イラン製ドローンをコピー?アメリカが“持たざる者の戦法”を逆輸入!イラン攻撃で初実戦投入された衝撃の事実
2024年2月28日から始まったアメリカとイスラエルによるイランへの大規模攻撃で、アメリカ軍が実戦初投入した自爆ドローン兵器「LUCAS(ルーカス)」が注目を集めています。驚くべきことに、このLUCASは、なんとイラン製ドローン「シャヘド136」を分析して開発されたものだったのです!
イランとアメリカ、同じドローンで撃ち合う皮肉な状況
今回のイラン攻撃では、アメリカとイランが同じコンセプトのドローン兵器を互いに使用するという、皮肉な状況が生まれました。これは、ドローン兵器が世界中で普及している現状を示すとともに、イランの技術がアメリカ軍に採用されるほどの優れた長所を持っていることを証明しています。
LUCASは、全長約3m、全幅約2.5m、重量約200kg。細長い円筒形の機体にデルタ翼とプロペラエンジンを搭載し、最大航続距離は800kmに達します。攻撃時には、ドローン本体が目標に体当たりし、搭載された20~50kg程度の弾頭で破壊します。
なぜアメリカはイラン製ドローンをコピーしたのか?
アメリカ中央軍(CENTCOM)は、LUCASがイランのシャヘド・ドローンをモデルにしていることを公式に発表。「今やアメリカ製の報復を届けるものとなっている」とコメントしています。クーパー司令官も、「イランのドローン設計を捕獲・分解・改良し、今イランに向けて撃っている」と明言しました。
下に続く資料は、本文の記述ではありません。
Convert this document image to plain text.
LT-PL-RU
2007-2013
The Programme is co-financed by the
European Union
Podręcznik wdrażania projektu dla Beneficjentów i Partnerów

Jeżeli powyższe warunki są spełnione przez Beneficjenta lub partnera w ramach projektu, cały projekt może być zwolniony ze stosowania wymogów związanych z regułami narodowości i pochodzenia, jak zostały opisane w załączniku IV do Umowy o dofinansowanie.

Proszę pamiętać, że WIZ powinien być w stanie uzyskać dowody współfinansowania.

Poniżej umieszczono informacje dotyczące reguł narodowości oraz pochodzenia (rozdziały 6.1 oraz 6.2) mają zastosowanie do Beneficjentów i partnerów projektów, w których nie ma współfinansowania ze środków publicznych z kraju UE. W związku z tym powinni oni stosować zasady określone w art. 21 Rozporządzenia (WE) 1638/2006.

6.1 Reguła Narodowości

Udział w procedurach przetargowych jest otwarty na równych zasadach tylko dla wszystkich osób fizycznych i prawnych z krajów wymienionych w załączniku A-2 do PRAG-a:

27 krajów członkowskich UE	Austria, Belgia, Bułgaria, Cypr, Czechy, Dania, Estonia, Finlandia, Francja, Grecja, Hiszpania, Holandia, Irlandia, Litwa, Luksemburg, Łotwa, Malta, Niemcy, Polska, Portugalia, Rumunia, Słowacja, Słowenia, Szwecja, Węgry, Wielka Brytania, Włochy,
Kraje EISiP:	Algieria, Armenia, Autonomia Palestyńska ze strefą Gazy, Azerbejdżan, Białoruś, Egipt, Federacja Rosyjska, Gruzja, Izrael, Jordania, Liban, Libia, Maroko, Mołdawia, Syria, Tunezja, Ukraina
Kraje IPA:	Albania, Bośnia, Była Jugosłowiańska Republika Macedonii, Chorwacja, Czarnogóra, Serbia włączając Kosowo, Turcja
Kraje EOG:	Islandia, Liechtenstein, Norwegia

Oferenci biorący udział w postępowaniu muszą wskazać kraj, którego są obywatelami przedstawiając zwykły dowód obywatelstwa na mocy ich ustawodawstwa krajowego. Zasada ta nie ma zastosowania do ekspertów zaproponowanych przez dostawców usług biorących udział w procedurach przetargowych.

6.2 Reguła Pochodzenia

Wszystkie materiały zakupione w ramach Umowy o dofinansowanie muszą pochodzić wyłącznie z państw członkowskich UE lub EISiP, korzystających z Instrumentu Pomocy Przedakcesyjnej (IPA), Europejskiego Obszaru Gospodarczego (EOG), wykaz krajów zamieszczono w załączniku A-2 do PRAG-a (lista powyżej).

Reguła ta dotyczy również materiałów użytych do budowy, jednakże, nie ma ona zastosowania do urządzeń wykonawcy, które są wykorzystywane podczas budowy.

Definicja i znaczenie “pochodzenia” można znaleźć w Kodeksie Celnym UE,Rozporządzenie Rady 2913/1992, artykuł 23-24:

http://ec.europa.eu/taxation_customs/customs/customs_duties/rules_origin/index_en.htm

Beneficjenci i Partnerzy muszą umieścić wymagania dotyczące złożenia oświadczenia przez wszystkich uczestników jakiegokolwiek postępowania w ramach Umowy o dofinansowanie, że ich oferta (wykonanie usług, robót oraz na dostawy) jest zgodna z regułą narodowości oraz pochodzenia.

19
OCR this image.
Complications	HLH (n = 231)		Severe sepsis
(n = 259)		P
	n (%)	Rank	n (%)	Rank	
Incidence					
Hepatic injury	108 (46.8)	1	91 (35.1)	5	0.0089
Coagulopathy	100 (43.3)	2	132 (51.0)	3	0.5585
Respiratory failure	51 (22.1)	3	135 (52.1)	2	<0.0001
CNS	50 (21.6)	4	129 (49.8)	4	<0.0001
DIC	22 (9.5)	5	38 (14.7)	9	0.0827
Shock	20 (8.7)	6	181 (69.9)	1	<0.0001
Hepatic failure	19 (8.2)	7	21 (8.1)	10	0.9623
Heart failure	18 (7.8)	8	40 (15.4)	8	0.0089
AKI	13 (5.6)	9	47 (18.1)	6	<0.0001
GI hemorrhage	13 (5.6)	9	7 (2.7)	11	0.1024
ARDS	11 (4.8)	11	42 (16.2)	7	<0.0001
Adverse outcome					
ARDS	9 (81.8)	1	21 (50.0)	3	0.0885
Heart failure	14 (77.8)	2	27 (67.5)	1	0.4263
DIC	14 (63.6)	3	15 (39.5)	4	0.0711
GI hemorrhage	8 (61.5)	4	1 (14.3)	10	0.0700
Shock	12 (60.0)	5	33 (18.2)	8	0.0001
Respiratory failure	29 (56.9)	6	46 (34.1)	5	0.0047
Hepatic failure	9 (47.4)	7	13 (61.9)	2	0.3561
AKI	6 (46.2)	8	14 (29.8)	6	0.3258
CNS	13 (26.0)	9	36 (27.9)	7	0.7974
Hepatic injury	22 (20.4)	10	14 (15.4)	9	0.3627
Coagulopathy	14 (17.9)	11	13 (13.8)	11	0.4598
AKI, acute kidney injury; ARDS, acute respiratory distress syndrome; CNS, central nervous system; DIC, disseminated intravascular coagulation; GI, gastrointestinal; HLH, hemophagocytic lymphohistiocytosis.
アメリカがイラン製ドローンをモデルにした兵器を採用した背景には、ドローン兵器自体の低コストと、それによる経済的な優位性があります。LUCASの1機あたりの価格は約3万5千ドルで、シャヘド136も約3万ドルと推測されています。しかし、これを迎撃するためのパトリオットミサイルは1発あたり300万ドルもするため、防御側は価格だけで100倍以上のコストがかかるのです。
“持たざる者の戦法”が世界最大の軍隊に採用された理由
今回のLUCASの実戦投入は、低コストで大量生産可能なドローンが、現代戦において重要な役割を果たすことを示唆しています。これまで高価な兵器に頼っていたアメリカ軍が、“持たざる者の戦法”とも言えるイランのドローン技術を取り入れることで、戦術の多様化とコスト削減を図っているのです。
この事態は、今後の軍事技術開発に大きな影響を与える可能性があります。各国がより低コストで効果的なドローン兵器の開発に注力し、ドローンを巡る軍事競争が激化していくことが予想されます。